The over-riding piece of advice is to say, please do not rush. You can do more harm than good in the early days and it’s far better to return to running in a planned, gradual way.
Every woman is different and there is no set time when it is safe to run after giving birth. As an absolute minimum, if you have had a vaginal delivery with an uncomplicated recovery I would advise you not to run for at least eight weeks, and at least 12 weeks following a caesarean section. These are really the minimum time frames, in reality it may be much longer than that and you need to wait until your body is ready. It sounds like a long time but it really isn’t in terms of healing for your body. This doesn’t however mean that you should be inactive, far from it! Whether your baby was born vaginally or by c-section, your pelvic floor muscles will have been weakened from carrying baby for nine months, they need time to recover and strengthen, as do your abdominal muscles which were stretched during pregnancy and parted during surgery. Strengthening these muscles again should be your first priority. It’s well worth investing the time because failing to do this can lead to problems with urinary incontinence and possible prolapse, now and in the future.
So, how do you start? Gently is the answer. Right now. The simple act of sitting down and taking a deep breath in and then breathing out whilst squeezing your lower abdominal muscles towards your spine and drawing up your pelvic floor, will be enough in those early days. Then progress to doing this whilst lying on your back and side (with knees a little bent) You can then start with gentle pelvic tilts before moving on to harder glute bridges. There are many resources online, including videos to help you with these exercises but remember to always work at your own pace. Resistance bands are handy to have at home and can add an extra level of difficulty once you have mastered the basic moves.
Please DON’T jump straight into sit ups and planks straight after delivery. You might think these two exercises would be a quick way to recover your abdominal tone but it’s too early and you can do more harm than good. This is particularly important if you suffer from diastasis recti. Diastasis recti is where the two halves of the rectus abdominis muscle separate and drift apart. This muscle runs right down the centre of your abdomen and you can check if you have this gap yourself. Lie on your back with your knees bent and feet on the floor. Put two fingers underneath your ribcage in the centre of your tummy and now gently lift your head off the floor. Can you feel a gap? How many fingers can you fit into the gap? Do this again with your fingers near your tummy button. If you can fit in more than two fingers, then you have diastasis recti. It might resolve on its own over the next few months but if it is wide or is giving you symptoms then it would be a good idea to see a women’s health physio for advice and definitely avoid exercises such as planks and sit-ups where you will see your tummy bulging or rising into a dome shape.
If you have the resources, then I would strongly advise seeing a women’s health physio for an assessment regardless of whether you have diastasis recti. They can check your pelvic floor strength, look for potential weaknesses and give you a personalised return to exercise plan.
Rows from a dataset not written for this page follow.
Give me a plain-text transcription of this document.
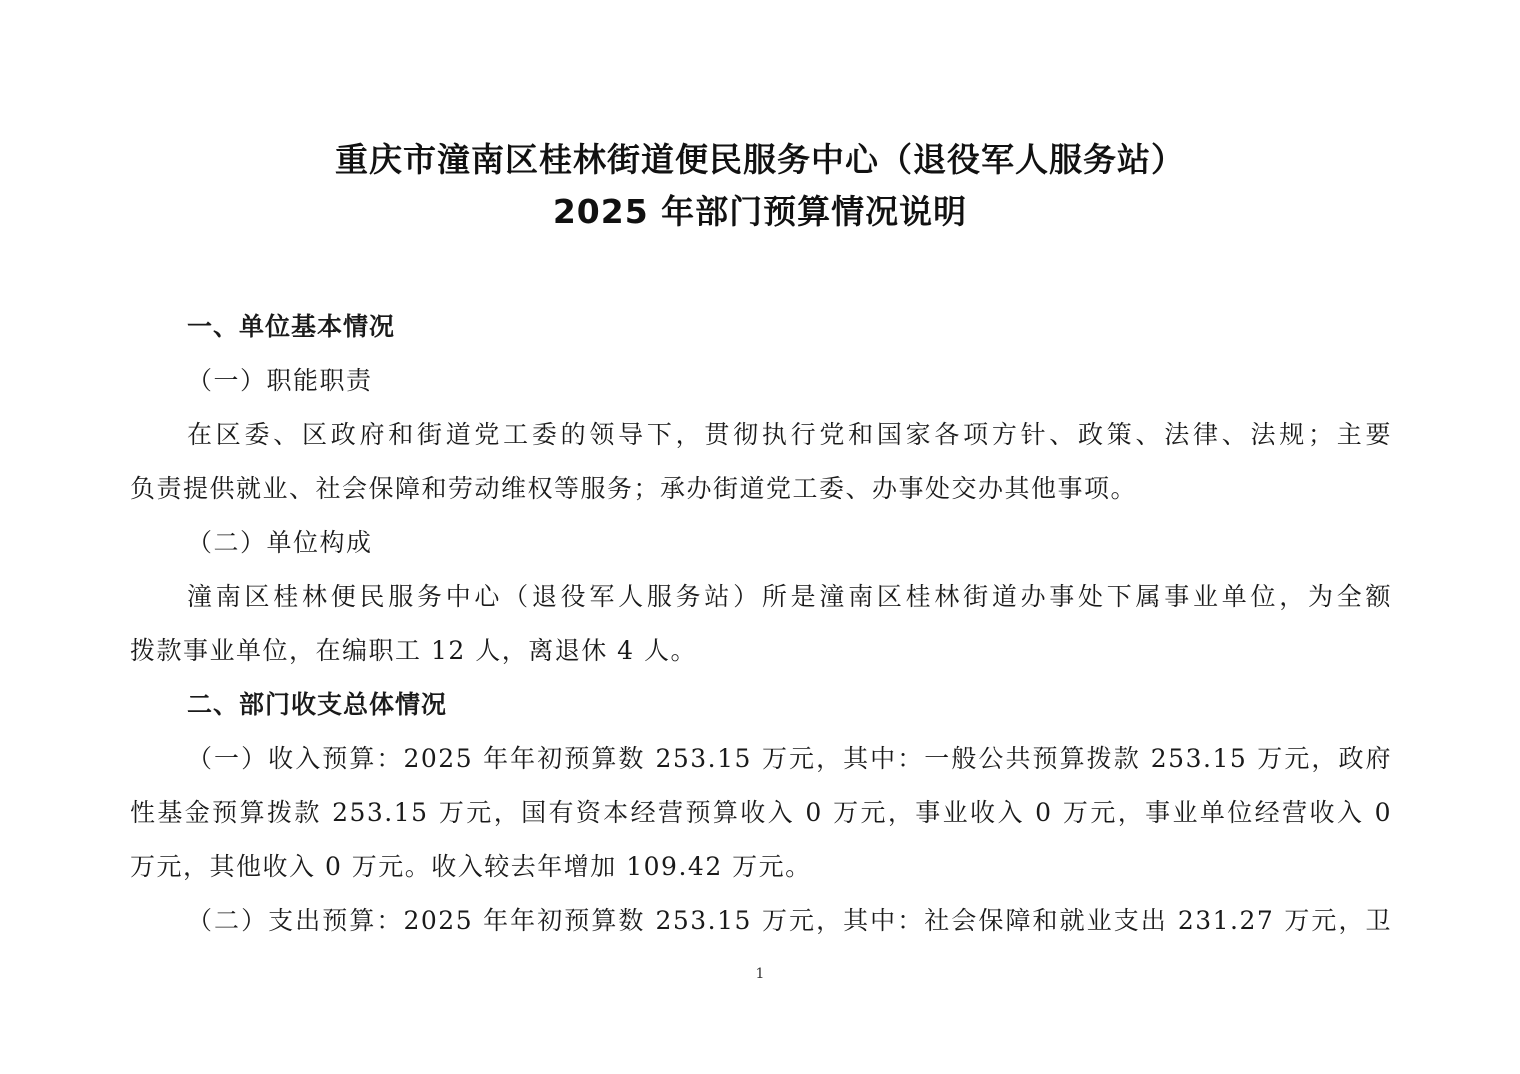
重庆市潼南区桂林街道便民服务中心（退役军人服务站）
2025 年部门预算情况说明
一、单位基本情况
（一）职能职责
在区委、区政府和街道党工委的领导下，贯彻执行党和国家各项方针、政策、法律、法规；主要
负责提供就业、社会保障和劳动维权等服务；承办街道党工委、办事处交办其他事项。
（二）单位构成
潼南区桂林便民服务中心（退役军人服务站）所是潼南区桂林街道办事处下属事业单位，为全额
拨款事业单位，在编职工 12 人，离退休 4 人。
二、部门收支总体情况
（一）收入预算：2025 年年初预算数 253.15 万元，其中：一般公共预算拨款 253.15 万元，政府
性基金预算拨款 253.15 万元，国有资本经营预算收入 0 万元，事业收入 0 万元，事业单位经营收入 0
万元，其他收入 0 万元。收入较去年增加 109.42 万元。
（二）支出预算：2025 年年初预算数 253.15 万元，其中：社会保障和就业支出 231.27 万元，卫
1
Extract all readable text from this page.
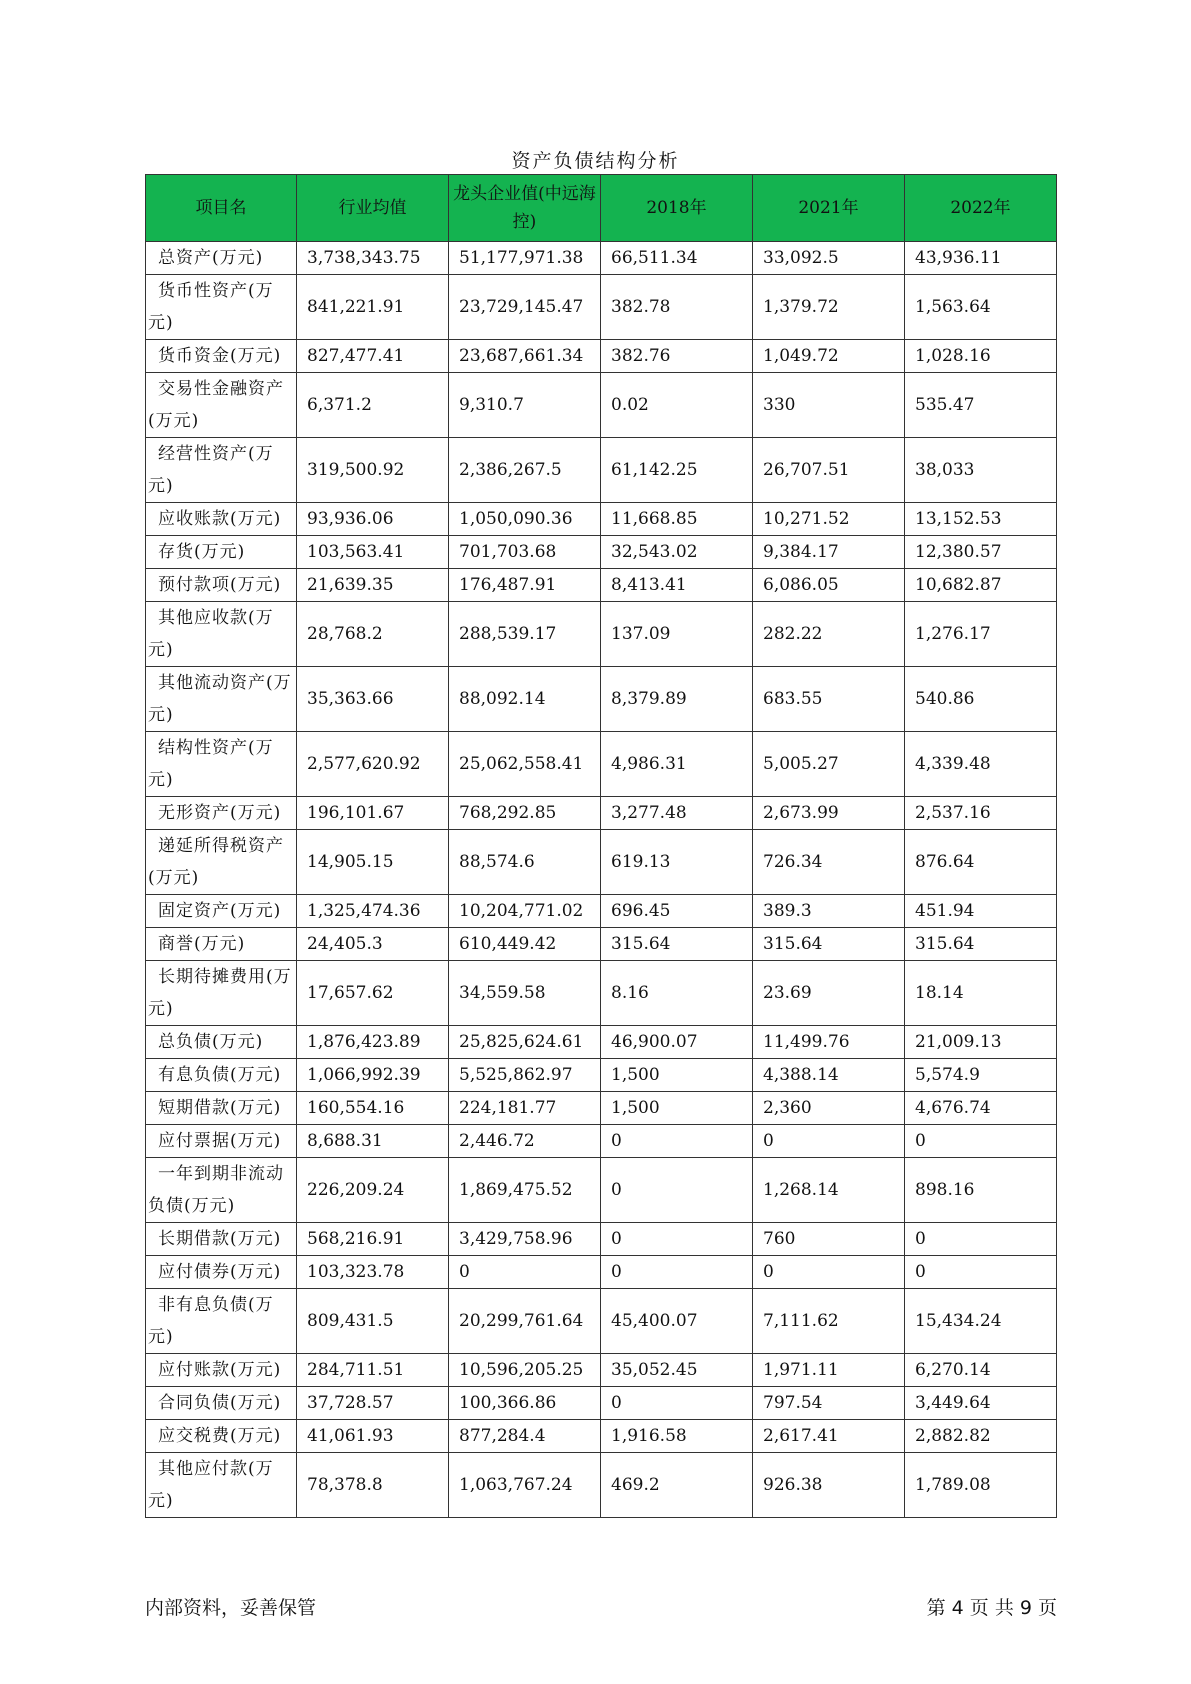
资产负债结构分析
项目名	行业均值	龙头企业值(中远海控)	2018年	2021年	2022年
总资产(万元)	3,738,343.75	51,177,971.38	66,511.34	33,092.5	43,936.11
货币性资产(万元)	841,221.91	23,729,145.47	382.78	1,379.72	1,563.64
货币资金(万元)	827,477.41	23,687,661.34	382.76	1,049.72	1,028.16
交易性金融资产(万元)	6,371.2	9,310.7	0.02	330	535.47
经营性资产(万元)	319,500.92	2,386,267.5	61,142.25	26,707.51	38,033
应收账款(万元)	93,936.06	1,050,090.36	11,668.85	10,271.52	13,152.53
存货(万元)	103,563.41	701,703.68	32,543.02	9,384.17	12,380.57
预付款项(万元)	21,639.35	176,487.91	8,413.41	6,086.05	10,682.87
其他应收款(万元)	28,768.2	288,539.17	137.09	282.22	1,276.17
其他流动资产(万元)	35,363.66	88,092.14	8,379.89	683.55	540.86
结构性资产(万元)	2,577,620.92	25,062,558.41	4,986.31	5,005.27	4,339.48
无形资产(万元)	196,101.67	768,292.85	3,277.48	2,673.99	2,537.16
递延所得税资产(万元)	14,905.15	88,574.6	619.13	726.34	876.64
固定资产(万元)	1,325,474.36	10,204,771.02	696.45	389.3	451.94
商誉(万元)	24,405.3	610,449.42	315.64	315.64	315.64
长期待摊费用(万元)	17,657.62	34,559.58	8.16	23.69	18.14
总负债(万元)	1,876,423.89	25,825,624.61	46,900.07	11,499.76	21,009.13
有息负债(万元)	1,066,992.39	5,525,862.97	1,500	4,388.14	5,574.9
短期借款(万元)	160,554.16	224,181.77	1,500	2,360	4,676.74
应付票据(万元)	8,688.31	2,446.72	0	0	0
一年到期非流动负债(万元)	226,209.24	1,869,475.52	0	1,268.14	898.16
长期借款(万元)	568,216.91	3,429,758.96	0	760	0
应付债券(万元)	103,323.78	0	0	0	0
非有息负债(万元)	809,431.5	20,299,761.64	45,400.07	7,111.62	15,434.24
应付账款(万元)	284,711.51	10,596,205.25	35,052.45	1,971.11	6,270.14
合同负债(万元)	37,728.57	100,366.86	0	797.54	3,449.64
应交税费(万元)	41,061.93	877,284.4	1,916.58	2,617.41	2,882.82
其他应付款(万元)	78,378.8	1,063,767.24	469.2	926.38	1,789.08
内部资料，妥善保管	第 4 页 共 9 页
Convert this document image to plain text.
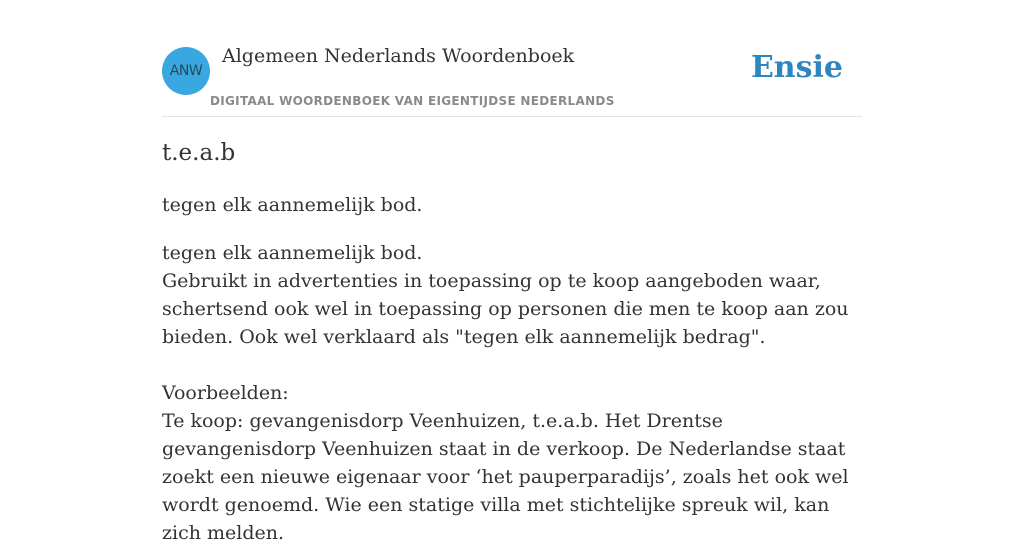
ANW
Algemeen Nederlands Woordenboek
DIGITAAL WOORDENBOEK VAN EIGENTIJDSE NEDERLANDS
Ensie
t.e.a.b
tegen elk aannemelijk bod.

tegen elk aannemelijk bod.

Gebruikt in advertenties in toepassing op te koop aangeboden waar, schertsend ook wel in toepassing op personen die men te koop aan zou bieden. Ook wel verklaard als "tegen elk aannemelijk bedrag".

Voorbeelden:

Te koop: gevangenisdorp Veenhuizen, t.e.a.b. Het Drentse gevangenisdorp Veenhuizen staat in de verkoop. De Nederlandse staat zoekt een nieuwe eigenaar voor ‘het pauperparadijs’, zoals het ook wel wordt genoemd. Wie een statige villa met stichtelijke spreuk wil, kan zich melden.
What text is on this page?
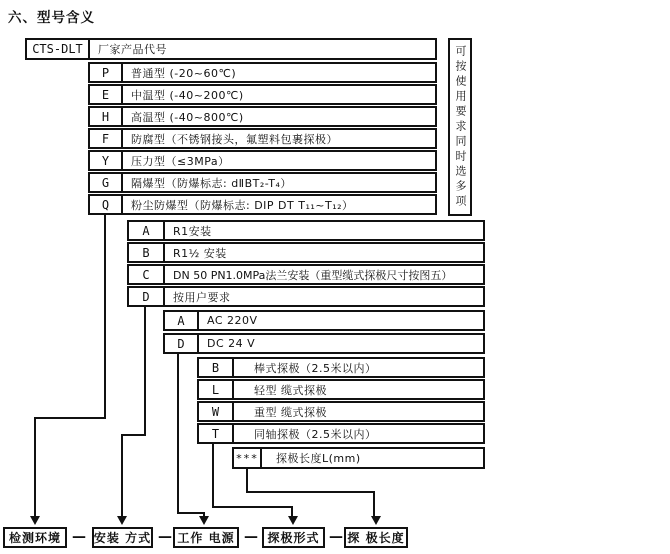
六、型号含义
CTS-DLT	厂家产品代号	可按使用要求同时选多项
P	普通型 (-20~60℃)
E	中温型 (-40~200℃)
H	高温型 (-40~800℃)
F	防腐型（不锈钢接头，氟塑料包裹探极）
Y	压力型（≤3MPa）
G	隔爆型（防爆标志: dⅡBT₂-T₄）
Q	粉尘防爆型（防爆标志: DIP DT T₁₁~T₁₂）
A	R1安装
B	R1½ 安装
C	DN 50 PN1.0MPa法兰安装（重型缆式探极尺寸按图五）
D	按用户要求
A	AC 220V
D	DC 24 V
B	棒式探极（2.5米以内）
L	轻型 缆式探极
W	重型 缆式探极
T	同轴探极（2.5米以内）
***	探极长度L(mm)
检测环境 — 安装 方式 — 工作 电源 — 探极形式 — 探 极长度
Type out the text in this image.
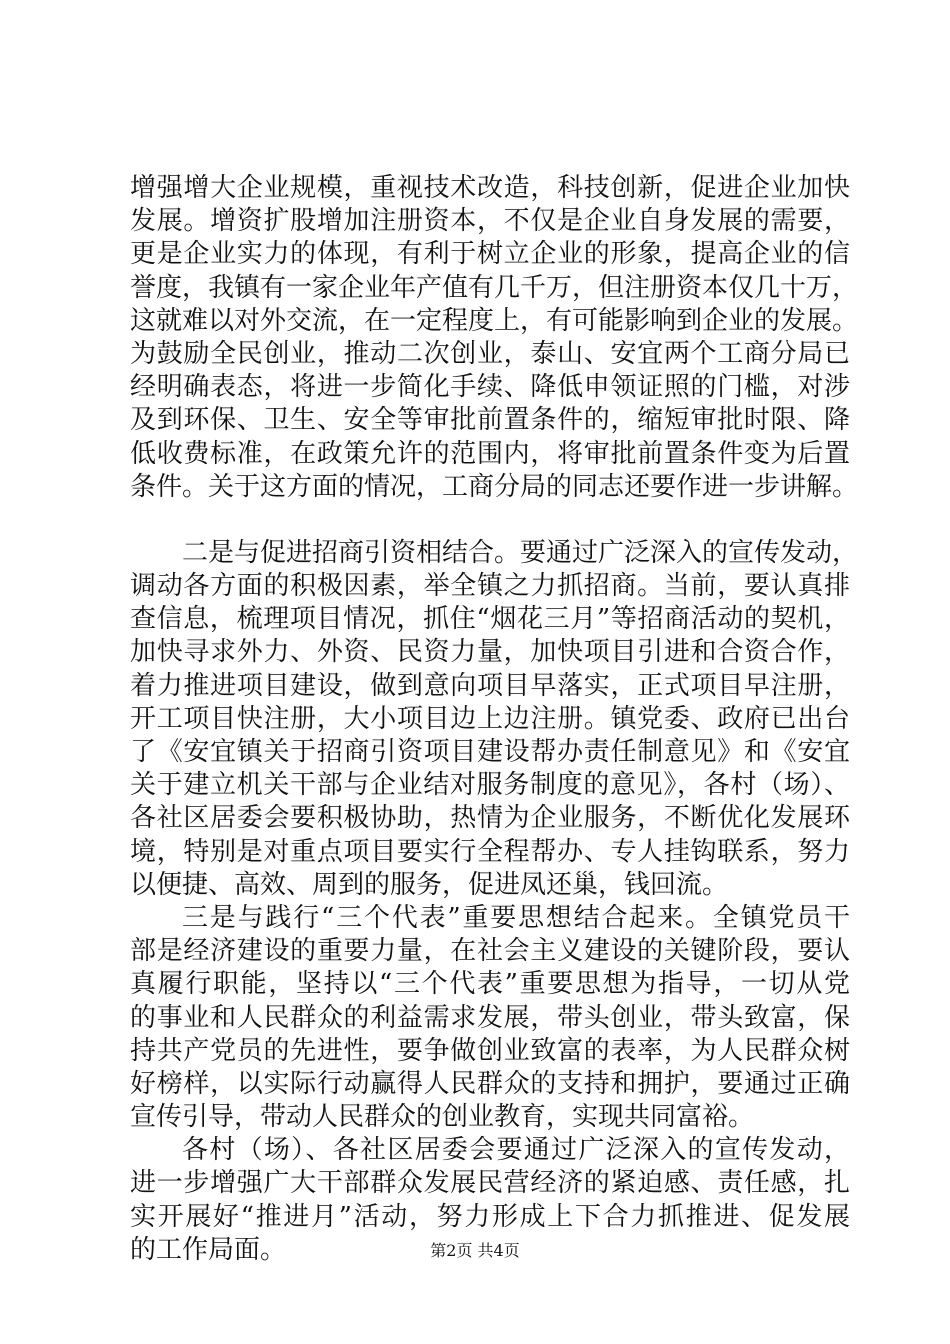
增强增大企业规模，重视技术改造，科技创新，促进企业加快
发展。增资扩股增加注册资本，不仅是企业自身发展的需要，
更是企业实力的体现，有利于树立企业的形象，提高企业的信
誉度，我镇有一家企业年产值有几千万，但注册资本仅几十万，
这就难以对外交流，在一定程度上，有可能影响到企业的发展。
为鼓励全民创业，推动二次创业，泰山、安宜两个工商分局已
经明确表态，将进一步简化手续、降低申领证照的门槛，对涉
及到环保、卫生、安全等审批前置条件的，缩短审批时限、降
低收费标准，在政策允许的范围内，将审批前置条件变为后置
条件。关于这方面的情况，工商分局的同志还要作进一步讲解。
二是与促进招商引资相结合。要通过广泛深入的宣传发动，
调动各方面的积极因素，举全镇之力抓招商。当前，要认真排
查信息，梳理项目情况，抓住“烟花三月”等招商活动的契机，
加快寻求外力、外资、民资力量，加快项目引进和合资合作，
着力推进项目建设，做到意向项目早落实，正式项目早注册，
开工项目快注册，大小项目边上边注册。镇党委、政府已出台
了《安宜镇关于招商引资项目建设帮办责任制意见》和《安宜
关于建立机关干部与企业结对服务制度的意见》，各村（场）、
各社区居委会要积极协助，热情为企业服务，不断优化发展环
境，特别是对重点项目要实行全程帮办、专人挂钩联系，努力
以便捷、高效、周到的服务，促进凤还巢，钱回流。
三是与践行“三个代表”重要思想结合起来。全镇党员干
部是经济建设的重要力量，在社会主义建设的关键阶段，要认
真履行职能，坚持以“三个代表”重要思想为指导，一切从党
的事业和人民群众的利益需求发展，带头创业，带头致富，保
持共产党员的先进性，要争做创业致富的表率，为人民群众树
好榜样，以实际行动赢得人民群众的支持和拥护，要通过正确
宣传引导，带动人民群众的创业教育，实现共同富裕。
各村（场）、各社区居委会要通过广泛深入的宣传发动，
进一步增强广大干部群众发展民营经济的紧迫感、责任感，扎
实开展好“推进月”活动，努力形成上下合力抓推进、促发展
的工作局面。	第2页 共4页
In some countries this is standard for women after giving birth but sadly this is not the norm. It’s far better to prevent conditions such as urinary incontinence rather than try to cure them one established.
The other thing you can be doing in the early weeks is walking. Walking is underrated! It’s easy to pace yourself and gradually increase your distance as you feel able. When you walk remember to stand tall, put your shoulders back and engage your core; this will really help to prepare you for running. You can walk more briskly for intervals and set yourself small goals like you would do with running. Best of all you can take your baby with you and chances are they will sleep whilst on the move. You can stop to feed them on the way if you need to. It can be time for you but also an opportunity for a good chat with a friend. Just be wary of pushing a very heavy buggy up a steep hill in the early days and perhaps opt for a flatter easier route to begin with.
Gradually increasing your fitness with walking and strengthening your core over this two to three-month period will ensure that you are ready to run healthily and your body will thank you for it! It takes time and patience but it is worth it. When you are ready to run then simply start introducing short run intervals into your walks and build it slowly from there.
Just a little word of advice. Don’t have high expectations of yourself. It can be an exhausting, emotional time. You may have no desire to go running at all. This is fine. Running will always be there, so take your time and do what feels right for you and your baby.